In the initial part of my thesis research, I developed complete systems to recognize 3D polyhedral models in both range images and intensity images. I introduced the use of non-parametric statistical distributions to represent the constraints on feature appearance for selecting matches. These distributions can represent a wide range of phenomena and provide strong cues about the utility of each feature for recognition. Random sampling of synthetic views of the object was used to generate the distributions. By processing the synthetic images as we would a real input image, the constraints were an improvement over the results of previous analytic techniques. The statistical constraints led to a natural formulation of the match selection problem as maximum a posteriori estimation resulting in a dramatic pruning of the search space.
After much work, it was apparent that reliable verification could only be possible with accurate position estimation. Because of the limited accuracy of position estimates provided by alignment, further refinement of the position via a local search (known as localization) was required. I then developed a localization algorithm using techniques from robust statistics. In experiments, this algorithm demonstrated significantly better convergence than previous techniques. The localization and verification algorithms operate on the range data points and edge points and thus do not depend on any high level features. The restriction to polyhedral models is thus isolated in the matching procedure; however, a variety of more general features (such as distinguished points) are available to augment line segments and planar surfaces for purposes of matching, and, thus, we can remove the polyhedral restriction. In fact, the current work handles occluding contours and arbitrary curved surfaces.

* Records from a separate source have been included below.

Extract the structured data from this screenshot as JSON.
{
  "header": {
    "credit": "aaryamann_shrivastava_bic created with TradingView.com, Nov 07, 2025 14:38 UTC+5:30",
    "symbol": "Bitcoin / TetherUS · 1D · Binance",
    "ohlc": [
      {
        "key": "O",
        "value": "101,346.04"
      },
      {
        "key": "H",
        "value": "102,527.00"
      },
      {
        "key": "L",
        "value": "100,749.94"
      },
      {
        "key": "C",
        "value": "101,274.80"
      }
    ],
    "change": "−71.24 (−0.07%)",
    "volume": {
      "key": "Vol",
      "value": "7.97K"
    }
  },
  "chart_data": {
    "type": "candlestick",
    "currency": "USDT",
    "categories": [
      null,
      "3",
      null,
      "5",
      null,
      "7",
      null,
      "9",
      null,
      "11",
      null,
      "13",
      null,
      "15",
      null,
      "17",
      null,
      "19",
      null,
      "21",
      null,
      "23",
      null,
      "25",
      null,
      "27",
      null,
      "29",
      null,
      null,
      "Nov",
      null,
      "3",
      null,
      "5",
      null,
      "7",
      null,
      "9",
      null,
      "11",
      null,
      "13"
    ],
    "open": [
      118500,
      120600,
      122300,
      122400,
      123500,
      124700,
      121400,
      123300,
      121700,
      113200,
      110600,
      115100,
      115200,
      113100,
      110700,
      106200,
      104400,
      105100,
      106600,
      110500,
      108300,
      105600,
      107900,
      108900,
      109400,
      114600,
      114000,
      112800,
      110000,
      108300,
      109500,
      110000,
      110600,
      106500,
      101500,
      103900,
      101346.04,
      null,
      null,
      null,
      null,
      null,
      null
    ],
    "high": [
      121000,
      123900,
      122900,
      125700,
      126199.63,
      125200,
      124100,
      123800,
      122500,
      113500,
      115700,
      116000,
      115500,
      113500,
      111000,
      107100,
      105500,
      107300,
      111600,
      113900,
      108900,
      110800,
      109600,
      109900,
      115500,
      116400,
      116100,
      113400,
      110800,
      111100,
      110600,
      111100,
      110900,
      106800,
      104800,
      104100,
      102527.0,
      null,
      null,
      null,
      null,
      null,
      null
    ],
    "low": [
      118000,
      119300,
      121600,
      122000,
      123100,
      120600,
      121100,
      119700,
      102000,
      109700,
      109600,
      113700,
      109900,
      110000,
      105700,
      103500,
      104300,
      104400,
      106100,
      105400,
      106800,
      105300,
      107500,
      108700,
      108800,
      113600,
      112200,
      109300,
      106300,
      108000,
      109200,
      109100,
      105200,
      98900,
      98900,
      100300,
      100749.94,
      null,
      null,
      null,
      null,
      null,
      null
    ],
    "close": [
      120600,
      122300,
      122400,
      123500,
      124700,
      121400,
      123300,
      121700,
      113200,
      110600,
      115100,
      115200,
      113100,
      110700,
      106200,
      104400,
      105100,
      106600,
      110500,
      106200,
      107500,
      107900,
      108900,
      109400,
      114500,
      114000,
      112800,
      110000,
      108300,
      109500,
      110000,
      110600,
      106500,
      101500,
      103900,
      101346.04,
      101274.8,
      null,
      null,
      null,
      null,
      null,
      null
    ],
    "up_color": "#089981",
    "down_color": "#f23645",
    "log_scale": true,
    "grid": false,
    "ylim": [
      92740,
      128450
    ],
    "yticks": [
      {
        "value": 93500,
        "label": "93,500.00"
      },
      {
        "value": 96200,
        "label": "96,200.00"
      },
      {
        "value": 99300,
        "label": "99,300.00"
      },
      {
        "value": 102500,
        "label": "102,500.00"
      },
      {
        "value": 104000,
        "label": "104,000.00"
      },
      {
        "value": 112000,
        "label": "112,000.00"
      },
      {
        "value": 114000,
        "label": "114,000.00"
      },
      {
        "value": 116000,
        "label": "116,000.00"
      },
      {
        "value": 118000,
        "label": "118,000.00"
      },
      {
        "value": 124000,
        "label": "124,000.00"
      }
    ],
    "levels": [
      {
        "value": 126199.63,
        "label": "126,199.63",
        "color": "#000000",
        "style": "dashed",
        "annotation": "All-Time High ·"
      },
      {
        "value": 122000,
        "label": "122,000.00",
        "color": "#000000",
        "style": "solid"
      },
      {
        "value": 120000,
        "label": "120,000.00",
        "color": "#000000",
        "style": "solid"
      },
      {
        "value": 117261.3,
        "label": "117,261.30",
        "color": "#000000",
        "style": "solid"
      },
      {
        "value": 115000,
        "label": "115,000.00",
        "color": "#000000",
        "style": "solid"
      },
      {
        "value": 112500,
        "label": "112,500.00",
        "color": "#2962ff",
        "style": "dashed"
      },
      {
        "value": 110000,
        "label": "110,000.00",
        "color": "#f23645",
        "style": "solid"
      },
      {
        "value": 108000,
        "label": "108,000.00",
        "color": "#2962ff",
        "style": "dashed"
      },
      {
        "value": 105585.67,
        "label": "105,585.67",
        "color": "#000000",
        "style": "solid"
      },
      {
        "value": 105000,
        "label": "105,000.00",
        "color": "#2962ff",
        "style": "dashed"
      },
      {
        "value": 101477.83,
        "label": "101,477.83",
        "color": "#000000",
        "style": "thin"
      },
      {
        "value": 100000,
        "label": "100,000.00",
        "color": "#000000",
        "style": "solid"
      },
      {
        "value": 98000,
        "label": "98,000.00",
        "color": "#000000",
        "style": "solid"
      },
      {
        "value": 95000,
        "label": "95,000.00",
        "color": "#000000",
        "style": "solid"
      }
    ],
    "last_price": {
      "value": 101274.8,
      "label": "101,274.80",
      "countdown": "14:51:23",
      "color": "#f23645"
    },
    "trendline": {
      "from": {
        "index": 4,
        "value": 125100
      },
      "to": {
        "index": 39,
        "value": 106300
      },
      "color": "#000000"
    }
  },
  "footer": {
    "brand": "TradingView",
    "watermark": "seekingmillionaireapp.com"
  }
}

A common criticism of feature based recognition is that data-driven feature extraction is not reliable enough for robust recognition; however, my results show that even imperfect feature extraction can be effectively used for recognition. The real problem is the use of unrealistic assumptions about feature extraction performance. In my system, features are only used as cues to generate initial hypotheses which are then fed to the data-driven localization scheme. My only assumption is that the feature's appearance follows a distribution similar to its appearance distribution over the images used to build the model.